The 2021 award was sponsored by Penguin Random House UK.

The Lifetime Achievement in African Literature award, presented by the Royal African Society, honours and pays tribute to those who have made a major contribution to African literature. 

The award for the 2021 recipient was presented by Deputy Director of the Royal African Society Desta Haile. 

The ceremony took place at the Society’s Annual Lecture hosted at the School of African and Oriental Studies (SOAS). 

Forced into exile from Kenya in 1982 for her activism, she taught in Zimbabwe and later at St Lawrence University in the United States. 

She later moved to the Department of African American Studies at Syracuse University. 

Mugo’s publications include six books, a play co-authored with Ngũgĩ wa Thiong’o and three monographs. 

Micere was a founder of the Pan African Community of Central New York and one of the organisation’s first presidents. 

She is also the founder and former president of the Syracuse-based United Women of Africa Organisation. 
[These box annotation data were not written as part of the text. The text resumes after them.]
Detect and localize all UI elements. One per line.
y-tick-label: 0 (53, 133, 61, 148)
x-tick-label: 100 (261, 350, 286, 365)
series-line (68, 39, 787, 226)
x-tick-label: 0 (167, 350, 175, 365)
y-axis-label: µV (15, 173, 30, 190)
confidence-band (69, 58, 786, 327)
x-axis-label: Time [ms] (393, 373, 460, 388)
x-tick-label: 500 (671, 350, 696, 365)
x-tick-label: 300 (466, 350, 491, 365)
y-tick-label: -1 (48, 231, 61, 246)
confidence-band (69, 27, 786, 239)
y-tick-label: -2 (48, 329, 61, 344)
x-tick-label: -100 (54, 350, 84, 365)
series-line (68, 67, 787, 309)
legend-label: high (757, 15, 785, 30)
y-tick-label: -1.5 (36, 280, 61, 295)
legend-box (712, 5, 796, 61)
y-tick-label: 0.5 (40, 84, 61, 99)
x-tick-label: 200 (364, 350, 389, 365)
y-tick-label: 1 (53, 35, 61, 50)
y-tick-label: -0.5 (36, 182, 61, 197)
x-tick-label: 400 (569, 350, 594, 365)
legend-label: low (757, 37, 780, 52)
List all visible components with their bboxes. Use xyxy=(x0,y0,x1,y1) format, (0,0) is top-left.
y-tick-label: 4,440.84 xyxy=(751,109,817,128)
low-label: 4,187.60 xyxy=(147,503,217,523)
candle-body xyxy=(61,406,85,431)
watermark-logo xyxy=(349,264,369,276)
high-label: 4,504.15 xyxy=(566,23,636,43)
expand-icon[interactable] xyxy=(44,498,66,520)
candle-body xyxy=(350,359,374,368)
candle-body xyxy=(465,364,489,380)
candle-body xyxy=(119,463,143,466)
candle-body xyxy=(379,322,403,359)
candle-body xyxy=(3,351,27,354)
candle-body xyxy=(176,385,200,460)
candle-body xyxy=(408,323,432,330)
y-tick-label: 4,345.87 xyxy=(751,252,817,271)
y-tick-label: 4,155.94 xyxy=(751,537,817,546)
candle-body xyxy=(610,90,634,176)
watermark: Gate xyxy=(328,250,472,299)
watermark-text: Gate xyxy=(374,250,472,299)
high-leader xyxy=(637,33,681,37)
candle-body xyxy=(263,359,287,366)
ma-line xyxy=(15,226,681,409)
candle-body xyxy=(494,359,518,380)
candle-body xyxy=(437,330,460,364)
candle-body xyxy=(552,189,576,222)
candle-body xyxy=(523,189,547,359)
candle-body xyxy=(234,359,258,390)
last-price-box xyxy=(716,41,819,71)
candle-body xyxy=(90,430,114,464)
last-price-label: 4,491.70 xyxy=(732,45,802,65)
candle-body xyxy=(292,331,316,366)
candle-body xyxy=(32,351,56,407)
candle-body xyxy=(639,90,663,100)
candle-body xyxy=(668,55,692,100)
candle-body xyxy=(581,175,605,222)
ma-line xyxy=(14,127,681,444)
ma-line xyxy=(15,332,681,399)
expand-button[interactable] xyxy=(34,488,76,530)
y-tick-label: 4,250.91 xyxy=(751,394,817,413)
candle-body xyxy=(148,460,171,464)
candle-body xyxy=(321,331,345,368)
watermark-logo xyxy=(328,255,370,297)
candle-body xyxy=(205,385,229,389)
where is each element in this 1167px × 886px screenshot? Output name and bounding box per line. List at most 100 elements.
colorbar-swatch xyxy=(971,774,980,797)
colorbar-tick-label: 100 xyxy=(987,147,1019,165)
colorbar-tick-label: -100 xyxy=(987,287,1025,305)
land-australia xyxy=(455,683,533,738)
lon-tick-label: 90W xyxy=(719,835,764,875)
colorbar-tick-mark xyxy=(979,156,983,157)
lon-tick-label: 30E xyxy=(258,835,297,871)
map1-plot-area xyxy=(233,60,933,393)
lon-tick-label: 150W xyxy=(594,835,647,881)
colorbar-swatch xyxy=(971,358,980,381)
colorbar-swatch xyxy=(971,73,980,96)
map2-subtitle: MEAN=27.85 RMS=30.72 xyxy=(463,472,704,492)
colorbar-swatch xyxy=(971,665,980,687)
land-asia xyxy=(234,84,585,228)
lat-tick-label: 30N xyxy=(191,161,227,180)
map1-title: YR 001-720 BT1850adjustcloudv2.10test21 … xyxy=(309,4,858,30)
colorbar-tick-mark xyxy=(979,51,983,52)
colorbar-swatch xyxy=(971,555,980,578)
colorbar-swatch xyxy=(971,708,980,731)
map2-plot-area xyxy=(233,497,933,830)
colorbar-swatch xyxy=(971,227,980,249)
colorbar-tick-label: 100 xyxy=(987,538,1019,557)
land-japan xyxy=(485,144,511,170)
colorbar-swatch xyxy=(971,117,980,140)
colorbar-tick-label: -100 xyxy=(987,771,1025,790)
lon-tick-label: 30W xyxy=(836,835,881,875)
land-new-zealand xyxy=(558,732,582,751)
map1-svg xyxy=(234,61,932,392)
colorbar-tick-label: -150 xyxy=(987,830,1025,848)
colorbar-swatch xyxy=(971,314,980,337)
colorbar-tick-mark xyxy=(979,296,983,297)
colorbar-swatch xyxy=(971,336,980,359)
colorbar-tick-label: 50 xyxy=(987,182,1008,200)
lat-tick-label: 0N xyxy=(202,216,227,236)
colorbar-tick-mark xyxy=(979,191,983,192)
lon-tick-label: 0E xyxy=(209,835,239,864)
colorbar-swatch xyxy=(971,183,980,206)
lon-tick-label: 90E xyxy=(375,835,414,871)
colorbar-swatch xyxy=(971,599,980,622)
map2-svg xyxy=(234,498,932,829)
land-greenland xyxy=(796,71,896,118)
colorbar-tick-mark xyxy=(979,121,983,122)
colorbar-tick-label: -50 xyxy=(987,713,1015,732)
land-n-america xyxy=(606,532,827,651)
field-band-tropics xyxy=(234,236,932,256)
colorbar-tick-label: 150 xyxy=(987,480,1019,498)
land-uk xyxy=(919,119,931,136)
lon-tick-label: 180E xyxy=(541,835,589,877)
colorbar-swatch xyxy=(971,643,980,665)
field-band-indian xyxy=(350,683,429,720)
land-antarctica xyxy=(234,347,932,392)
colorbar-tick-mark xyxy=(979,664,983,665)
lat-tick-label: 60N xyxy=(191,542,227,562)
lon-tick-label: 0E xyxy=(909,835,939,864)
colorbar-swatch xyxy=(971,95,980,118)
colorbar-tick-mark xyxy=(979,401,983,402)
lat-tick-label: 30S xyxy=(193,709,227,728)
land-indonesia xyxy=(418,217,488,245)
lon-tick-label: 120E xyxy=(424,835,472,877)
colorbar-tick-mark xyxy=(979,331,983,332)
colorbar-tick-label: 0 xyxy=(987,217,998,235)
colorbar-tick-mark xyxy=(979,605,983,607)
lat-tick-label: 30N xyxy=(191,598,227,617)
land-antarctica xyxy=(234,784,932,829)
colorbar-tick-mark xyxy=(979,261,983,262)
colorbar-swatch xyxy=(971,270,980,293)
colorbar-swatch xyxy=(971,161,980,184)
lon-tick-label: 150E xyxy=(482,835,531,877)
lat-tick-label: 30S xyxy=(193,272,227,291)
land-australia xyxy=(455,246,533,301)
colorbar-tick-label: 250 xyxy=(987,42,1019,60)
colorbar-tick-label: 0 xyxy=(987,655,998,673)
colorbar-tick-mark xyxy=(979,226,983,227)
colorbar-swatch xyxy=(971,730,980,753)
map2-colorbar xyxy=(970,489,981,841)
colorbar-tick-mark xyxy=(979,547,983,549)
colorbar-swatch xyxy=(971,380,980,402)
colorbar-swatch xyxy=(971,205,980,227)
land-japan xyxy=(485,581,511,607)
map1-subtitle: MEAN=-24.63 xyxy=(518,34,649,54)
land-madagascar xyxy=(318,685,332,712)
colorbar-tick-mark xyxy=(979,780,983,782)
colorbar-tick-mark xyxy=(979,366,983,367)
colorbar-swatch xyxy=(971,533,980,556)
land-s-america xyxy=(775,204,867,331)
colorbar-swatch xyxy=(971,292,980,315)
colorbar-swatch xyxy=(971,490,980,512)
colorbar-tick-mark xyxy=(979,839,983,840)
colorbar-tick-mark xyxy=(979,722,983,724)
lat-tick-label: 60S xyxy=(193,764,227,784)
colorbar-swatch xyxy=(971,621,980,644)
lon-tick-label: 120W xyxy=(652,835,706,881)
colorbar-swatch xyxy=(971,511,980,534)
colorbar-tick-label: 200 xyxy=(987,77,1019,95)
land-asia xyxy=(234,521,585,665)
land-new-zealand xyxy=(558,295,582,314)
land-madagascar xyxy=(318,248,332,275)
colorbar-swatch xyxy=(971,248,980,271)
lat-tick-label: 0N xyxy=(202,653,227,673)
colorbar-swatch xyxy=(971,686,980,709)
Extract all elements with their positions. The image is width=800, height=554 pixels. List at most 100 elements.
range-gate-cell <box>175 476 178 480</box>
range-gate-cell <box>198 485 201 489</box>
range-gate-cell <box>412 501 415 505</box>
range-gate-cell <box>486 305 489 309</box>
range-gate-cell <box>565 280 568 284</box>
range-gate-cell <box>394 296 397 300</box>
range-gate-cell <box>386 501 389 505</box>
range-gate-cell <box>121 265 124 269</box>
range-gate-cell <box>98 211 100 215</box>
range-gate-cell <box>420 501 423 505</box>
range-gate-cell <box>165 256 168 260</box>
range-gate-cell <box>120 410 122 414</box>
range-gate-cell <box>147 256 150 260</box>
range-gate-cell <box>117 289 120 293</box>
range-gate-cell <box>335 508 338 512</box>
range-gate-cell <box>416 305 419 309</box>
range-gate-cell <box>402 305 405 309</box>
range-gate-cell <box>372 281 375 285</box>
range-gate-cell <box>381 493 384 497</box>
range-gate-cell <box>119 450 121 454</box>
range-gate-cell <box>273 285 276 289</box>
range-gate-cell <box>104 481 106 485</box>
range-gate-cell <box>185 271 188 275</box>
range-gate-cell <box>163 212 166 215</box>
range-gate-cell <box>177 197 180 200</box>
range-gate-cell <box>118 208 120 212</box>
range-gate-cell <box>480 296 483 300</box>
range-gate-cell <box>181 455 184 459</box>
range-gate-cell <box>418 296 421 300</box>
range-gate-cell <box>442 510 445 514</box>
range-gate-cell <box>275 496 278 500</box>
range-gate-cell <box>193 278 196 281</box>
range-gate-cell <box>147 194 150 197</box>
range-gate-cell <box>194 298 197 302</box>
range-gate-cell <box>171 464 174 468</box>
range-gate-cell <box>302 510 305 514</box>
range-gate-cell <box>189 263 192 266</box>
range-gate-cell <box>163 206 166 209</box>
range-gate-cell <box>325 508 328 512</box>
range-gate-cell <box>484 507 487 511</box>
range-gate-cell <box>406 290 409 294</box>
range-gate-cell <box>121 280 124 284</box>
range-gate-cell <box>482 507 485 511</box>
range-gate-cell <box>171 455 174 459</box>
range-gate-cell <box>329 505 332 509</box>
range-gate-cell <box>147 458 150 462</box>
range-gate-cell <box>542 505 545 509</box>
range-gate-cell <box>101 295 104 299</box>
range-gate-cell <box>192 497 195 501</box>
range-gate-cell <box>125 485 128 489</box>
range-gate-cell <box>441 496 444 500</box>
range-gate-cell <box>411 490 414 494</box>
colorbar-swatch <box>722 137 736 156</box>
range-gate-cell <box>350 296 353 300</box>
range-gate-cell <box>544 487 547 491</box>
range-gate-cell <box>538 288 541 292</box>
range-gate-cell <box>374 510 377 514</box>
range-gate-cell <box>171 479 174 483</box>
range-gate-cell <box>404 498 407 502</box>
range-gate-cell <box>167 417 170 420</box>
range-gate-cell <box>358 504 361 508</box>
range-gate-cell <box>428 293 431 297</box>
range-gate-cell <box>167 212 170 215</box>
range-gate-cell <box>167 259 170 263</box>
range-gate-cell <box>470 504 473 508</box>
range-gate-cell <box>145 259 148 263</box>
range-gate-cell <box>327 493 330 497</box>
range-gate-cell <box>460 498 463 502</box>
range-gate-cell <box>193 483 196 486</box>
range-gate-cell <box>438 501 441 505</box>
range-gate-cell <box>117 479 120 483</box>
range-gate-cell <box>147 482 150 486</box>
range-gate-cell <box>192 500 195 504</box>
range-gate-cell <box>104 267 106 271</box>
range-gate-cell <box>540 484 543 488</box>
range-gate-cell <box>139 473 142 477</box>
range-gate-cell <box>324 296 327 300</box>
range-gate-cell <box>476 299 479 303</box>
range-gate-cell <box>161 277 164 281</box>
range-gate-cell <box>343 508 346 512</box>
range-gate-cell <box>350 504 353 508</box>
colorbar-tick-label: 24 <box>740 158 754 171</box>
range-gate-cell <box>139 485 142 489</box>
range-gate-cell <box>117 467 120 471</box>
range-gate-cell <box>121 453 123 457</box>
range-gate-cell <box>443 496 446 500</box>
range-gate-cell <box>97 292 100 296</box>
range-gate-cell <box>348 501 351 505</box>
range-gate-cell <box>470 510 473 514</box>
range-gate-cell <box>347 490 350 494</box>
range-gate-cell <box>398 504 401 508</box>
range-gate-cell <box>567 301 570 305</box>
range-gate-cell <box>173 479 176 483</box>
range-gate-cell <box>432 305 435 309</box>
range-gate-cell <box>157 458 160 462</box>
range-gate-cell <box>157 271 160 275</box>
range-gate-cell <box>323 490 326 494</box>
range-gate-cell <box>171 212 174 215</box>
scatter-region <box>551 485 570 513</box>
Her many awards and honours include a Rockefeller Foundation Award for writing and publication, a Ford Foundation Award for research on African orature and human rights, and the Marcus Garvey Award from the Canadian Branch of UNIA.

The first Lifetime Achievement in African Literature award was awarded to Margaret Busby, Britain’s youngest and first-ever Black woman publisher, a true force in the industry since the 1960s. 

Founded at Africa Writes in 2019, the Lifetime Achievement in African Literature award is awarded to writers, academics, publishers and translators with careers spanning 20 years or more, in recognition of their lifelong achievement within the field of African literature.

Receiving her award, Mugo said: “I am touched by the spirit behind the award, and the urgency of honouring people while they are still alive.”

Penguin Random House UK Social Impact Director Siena Parker, said: “It’s so important to recognise the tireless work of so many people over the years to celebrate and lift up literature from all cultures, including the African diaspora. 

"We’re delighted to lend our support to this important lifetime achievement award as part of our broader efforts to ensure that books represent everyone.” 

The annual lecture was delivered by UN Deputy Secretary-General Amina J Mohammed on the subject of ‘Africa in a Just Transition – Investing in a Sustainable Recovery.’ 

Other artists, activists and philanthropists who received awards in recognition of their Lifetime Contribution to Africa included the broadcaster Zeinab Badawi.

Badawi was recognised for her outstanding contribution to Africa as a public broadcaster and as a historian of Africa through her 20-part TV series, as a role model to African women in Britain and as the chair of the Royal African Society for the past seven years.

Former first lady of Mozambique and also South Africa Graça Machel was recognised for her outstanding contribution to African liberation in southern Africa.

The citation mentioned her contribution to peace-building on the continent through the Elders, to education in Africa and the UK (including as immediate past President of SOAS), and as an inspiration to African women everywhere.

Philanthropist Miles Morland received an award for his entrepreneurial example as a long-term investor in Africa, and for ploughing back much of the profit into the encouragement of African culture and literature through his generous support to young African writers and to the Royal African Society.

Chair of Royal African Society Arunma Oteh said, “I am delighted that we are marking the 120th Anniversary of the Royal African Society by specially recognising the outstanding contributions of Zeinab Badawi, Graça Machel, Miles Morland and Micere Mugo.  

"Their exemplary contributions have ensured that African voices and perspectives are taken account of in Africa, the UK and globally.”